The Environmental Protection Administration (EPA) has cooperated with the Central Weather Bureau (CWB) in establishing a real-time ultraviolet (UV) monitoring and reporting system, which opened to the public online yesterday.
The administration’s Environmental Monitoring and Data Processing Bureau said the effort to integrate data from two agencies was necessitated by upcoming government reform measures, because the administration and the weather bureau are to become part of the future ministry of the environment and natural resources.
After considering many factors, such as the overlapping of monitored areas, the new real-time UV data has been integrated to show data from a total of 34 monitoring stations nationwide — 20 weather bureau stations and 14 EPA stations — it said.
UV monitoring in Taiwan began in 1997, when the two agencies set up their respective monitoring stations and each started announcing its own data, it said, adding that the agencies decided last year how to unite their UV level data and then planned their data integration operations.

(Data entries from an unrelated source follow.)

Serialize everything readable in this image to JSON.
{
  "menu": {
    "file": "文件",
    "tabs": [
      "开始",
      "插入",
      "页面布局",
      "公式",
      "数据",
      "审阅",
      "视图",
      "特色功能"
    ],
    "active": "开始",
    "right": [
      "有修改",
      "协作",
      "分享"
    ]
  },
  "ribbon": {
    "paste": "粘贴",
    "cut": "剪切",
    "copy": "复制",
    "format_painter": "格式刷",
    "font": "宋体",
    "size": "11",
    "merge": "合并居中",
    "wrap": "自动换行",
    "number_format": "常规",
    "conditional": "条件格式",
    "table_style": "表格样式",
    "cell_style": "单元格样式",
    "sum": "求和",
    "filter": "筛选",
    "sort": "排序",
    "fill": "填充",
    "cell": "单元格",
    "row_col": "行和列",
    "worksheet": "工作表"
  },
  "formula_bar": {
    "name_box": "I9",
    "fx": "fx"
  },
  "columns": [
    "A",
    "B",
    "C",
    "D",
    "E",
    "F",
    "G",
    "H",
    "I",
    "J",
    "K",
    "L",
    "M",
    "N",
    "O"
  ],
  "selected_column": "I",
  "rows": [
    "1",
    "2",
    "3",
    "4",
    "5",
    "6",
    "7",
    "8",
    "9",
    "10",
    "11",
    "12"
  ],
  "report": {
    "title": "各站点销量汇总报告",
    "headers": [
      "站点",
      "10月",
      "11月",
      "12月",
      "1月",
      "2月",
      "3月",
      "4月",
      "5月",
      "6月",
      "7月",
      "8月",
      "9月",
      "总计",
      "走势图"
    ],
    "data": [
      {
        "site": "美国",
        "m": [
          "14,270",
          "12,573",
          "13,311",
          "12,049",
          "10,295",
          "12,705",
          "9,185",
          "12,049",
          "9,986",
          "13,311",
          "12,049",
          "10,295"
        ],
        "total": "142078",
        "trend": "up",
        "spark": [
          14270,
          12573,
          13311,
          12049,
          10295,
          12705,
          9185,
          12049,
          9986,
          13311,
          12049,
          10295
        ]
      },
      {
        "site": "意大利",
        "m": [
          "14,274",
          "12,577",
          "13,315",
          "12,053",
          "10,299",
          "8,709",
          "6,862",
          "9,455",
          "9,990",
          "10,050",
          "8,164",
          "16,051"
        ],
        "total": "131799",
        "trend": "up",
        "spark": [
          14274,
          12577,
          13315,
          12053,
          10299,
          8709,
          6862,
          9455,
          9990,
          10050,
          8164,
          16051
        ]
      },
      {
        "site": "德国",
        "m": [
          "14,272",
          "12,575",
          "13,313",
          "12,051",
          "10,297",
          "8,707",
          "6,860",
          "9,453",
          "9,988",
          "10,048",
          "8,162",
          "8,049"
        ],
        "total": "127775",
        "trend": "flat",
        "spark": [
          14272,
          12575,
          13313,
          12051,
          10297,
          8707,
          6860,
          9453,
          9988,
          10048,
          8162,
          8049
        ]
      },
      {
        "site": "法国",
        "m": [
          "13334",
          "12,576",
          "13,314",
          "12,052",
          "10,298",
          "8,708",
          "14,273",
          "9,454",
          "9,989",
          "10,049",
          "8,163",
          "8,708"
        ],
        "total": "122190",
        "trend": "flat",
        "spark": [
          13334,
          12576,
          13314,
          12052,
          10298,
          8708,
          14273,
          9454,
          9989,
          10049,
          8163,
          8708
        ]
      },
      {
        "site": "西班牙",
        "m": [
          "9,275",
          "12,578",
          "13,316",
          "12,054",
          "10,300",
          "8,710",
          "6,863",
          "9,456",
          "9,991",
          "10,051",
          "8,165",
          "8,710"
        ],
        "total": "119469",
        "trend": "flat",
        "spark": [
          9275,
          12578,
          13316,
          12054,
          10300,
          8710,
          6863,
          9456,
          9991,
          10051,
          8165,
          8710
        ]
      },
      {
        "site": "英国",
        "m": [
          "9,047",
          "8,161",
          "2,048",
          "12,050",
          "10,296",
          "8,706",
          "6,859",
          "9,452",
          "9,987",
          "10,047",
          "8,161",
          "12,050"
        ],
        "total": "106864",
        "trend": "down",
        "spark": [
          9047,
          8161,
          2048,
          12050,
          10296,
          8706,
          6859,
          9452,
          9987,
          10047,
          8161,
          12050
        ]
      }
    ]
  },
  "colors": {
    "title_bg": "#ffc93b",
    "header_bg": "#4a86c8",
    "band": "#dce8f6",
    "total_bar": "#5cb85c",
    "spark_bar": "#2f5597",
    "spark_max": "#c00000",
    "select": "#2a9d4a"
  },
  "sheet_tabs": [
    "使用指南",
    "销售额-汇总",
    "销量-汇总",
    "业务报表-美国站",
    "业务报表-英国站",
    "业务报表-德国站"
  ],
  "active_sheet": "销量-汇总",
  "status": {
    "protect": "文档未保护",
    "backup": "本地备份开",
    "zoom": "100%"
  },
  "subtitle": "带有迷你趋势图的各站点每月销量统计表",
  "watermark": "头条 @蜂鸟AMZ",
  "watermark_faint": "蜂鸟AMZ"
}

The real-time UV reporting system shows a map of Taiwan with the 34 monitoring stations. It uses numbers from 0 to 11 to show the UV reading at each station at any given hour. The numbers appear in circles of different colors, which indicate different UV levels.
As of 12pm yesterday, the UV levels of 13 monitoring sites appeared in red circles, meaning “very high” levels (between 8 and 10) in which people may get sunburned within 20 minutes, and that skin protection measures are recommended for people going outside.
At the same time, the UV level at Tainan reached the highest scale, or “extreme” UV level, marked in purple.
The EPA said that the UV monitoring information can be checked on the official Web sites of the EPA (taqm.epa.gov.tw/) and the CWB (www.cwb.gov.tw/), as well as on a free app that can be downloaded from the EPA Web site.